Lysis of leukemic cells by human macrophages: inhibition by 4-(2-aminoethyl)-benzenesulfonyl fluoride (AEBSF), a serine protease inhibitor

Y Nakabo, M J Pabst
Journal of Leukocyte Biology 1996, 60 (3): 328-36
8830789
Proteases are known to be involved in regulation of macrophage activation and killing. We examined the effect of a serine protease inhibitor, 4-(2-aminoethyl)-benzenesulfonyl fluoride (AEBSF), on lysis of leukemic cells by human macrophages. Monocytes, isolated by Histopaque gradients and centrifugal elutriation, were cultured for 5 days in RPMI-1640 medium with 5% AB serum, and then activated with interferon-gamma (IFN-gamma; 100 U/mL) and lipopolysaccharide (LPS) (5 ng/mL), with or without AEBSF, for 2 days. On day 7, macrophages were washed, fresh medium without AEBSF added, and target cells added for 2 days. Lytic activity against two leukemic cell lines (K562 and HL-60) was assessed by an 111indium-releasing assay. Macrophages treated with IFN-gamma + LPS lysed K562 and HL-60 cells.

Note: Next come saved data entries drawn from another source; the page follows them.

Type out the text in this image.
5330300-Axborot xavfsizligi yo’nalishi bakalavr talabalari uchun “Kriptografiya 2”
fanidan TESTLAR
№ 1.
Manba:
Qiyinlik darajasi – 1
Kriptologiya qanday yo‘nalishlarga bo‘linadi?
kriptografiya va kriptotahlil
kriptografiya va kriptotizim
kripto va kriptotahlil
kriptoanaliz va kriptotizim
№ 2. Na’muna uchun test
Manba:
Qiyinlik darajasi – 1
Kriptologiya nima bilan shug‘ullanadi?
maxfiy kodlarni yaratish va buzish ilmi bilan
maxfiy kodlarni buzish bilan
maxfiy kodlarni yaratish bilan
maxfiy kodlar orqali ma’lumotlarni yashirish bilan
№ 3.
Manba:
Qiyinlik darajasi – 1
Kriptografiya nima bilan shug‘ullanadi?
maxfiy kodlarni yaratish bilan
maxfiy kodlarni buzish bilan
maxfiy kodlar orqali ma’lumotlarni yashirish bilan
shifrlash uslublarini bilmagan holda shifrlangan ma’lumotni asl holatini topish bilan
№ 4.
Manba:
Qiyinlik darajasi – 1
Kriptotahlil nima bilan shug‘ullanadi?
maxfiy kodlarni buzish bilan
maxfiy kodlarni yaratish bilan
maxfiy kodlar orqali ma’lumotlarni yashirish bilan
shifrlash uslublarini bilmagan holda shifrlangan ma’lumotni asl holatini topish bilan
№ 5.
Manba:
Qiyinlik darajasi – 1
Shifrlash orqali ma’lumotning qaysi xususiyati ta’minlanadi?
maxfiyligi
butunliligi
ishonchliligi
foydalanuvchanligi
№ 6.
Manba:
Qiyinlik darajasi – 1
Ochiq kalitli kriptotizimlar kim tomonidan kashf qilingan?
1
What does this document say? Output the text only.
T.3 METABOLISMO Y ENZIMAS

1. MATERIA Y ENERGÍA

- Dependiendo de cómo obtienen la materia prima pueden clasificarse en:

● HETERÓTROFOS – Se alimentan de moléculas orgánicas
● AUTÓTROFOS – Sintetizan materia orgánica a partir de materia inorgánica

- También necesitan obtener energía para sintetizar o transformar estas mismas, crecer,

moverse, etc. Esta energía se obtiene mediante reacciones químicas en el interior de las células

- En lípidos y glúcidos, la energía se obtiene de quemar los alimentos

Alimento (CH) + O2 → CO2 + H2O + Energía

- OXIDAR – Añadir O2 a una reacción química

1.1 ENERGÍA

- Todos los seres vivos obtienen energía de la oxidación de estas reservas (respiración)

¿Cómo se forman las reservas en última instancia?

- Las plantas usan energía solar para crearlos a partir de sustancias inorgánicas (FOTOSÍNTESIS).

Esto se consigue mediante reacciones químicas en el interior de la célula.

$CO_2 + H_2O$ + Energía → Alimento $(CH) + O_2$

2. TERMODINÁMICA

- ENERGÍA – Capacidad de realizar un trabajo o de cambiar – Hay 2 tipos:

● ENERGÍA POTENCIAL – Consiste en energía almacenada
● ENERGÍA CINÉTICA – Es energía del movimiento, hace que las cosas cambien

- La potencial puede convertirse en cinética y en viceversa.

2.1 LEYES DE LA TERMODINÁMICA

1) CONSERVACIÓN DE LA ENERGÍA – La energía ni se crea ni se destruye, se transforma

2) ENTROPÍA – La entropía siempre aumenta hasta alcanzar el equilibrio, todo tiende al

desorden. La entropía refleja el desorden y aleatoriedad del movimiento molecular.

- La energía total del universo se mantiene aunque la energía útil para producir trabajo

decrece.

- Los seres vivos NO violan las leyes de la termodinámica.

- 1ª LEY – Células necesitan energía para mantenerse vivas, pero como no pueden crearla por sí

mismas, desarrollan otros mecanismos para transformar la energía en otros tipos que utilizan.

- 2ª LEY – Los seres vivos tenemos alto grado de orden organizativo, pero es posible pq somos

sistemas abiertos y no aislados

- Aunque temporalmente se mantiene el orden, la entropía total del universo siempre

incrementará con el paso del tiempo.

AEBSF (50-150 microM) blocked the killing of these leukemic cells in a concentration-dependent manner. Other protease inhibitors were not effective. AEBSF was nontoxic at the concentrations used, and did not inhibit tumor necrosis factor-alpha (TNF-alpha) and interleukin-1 beta (IL-1 beta) secretion from the macrophages. The lytic activity against leukemic cells was inhibited by anti-TNF-alpha antibody, but not by anti-IL-1 beta, nor by superoxide dismutase or catalase. However, the leukemic cells were resistant to being killed by recombinant TNF-alpha alone in the absence of macrophages, indicating that TNF-alpha was required for killing, but that other factors that were inhibited by AEBSF were also required. Serum-free culture supernatant of activated macrophages had significant cytotoxic activity against leukemic cells. This cytotoxic activity was not altered by addition of AEBSF to the culture supernatant, suggesting that AEBSF affected macrophage activation, rather than inhibiting cytotoxic proteases secreted by the macrophages, or affecting the target cells themselves. Thus, a protease, which is susceptible to AEBSF, might be involved in the activation of macrophages, and might regulate the secretion of antitumor effector molecules other than TNF-alpha.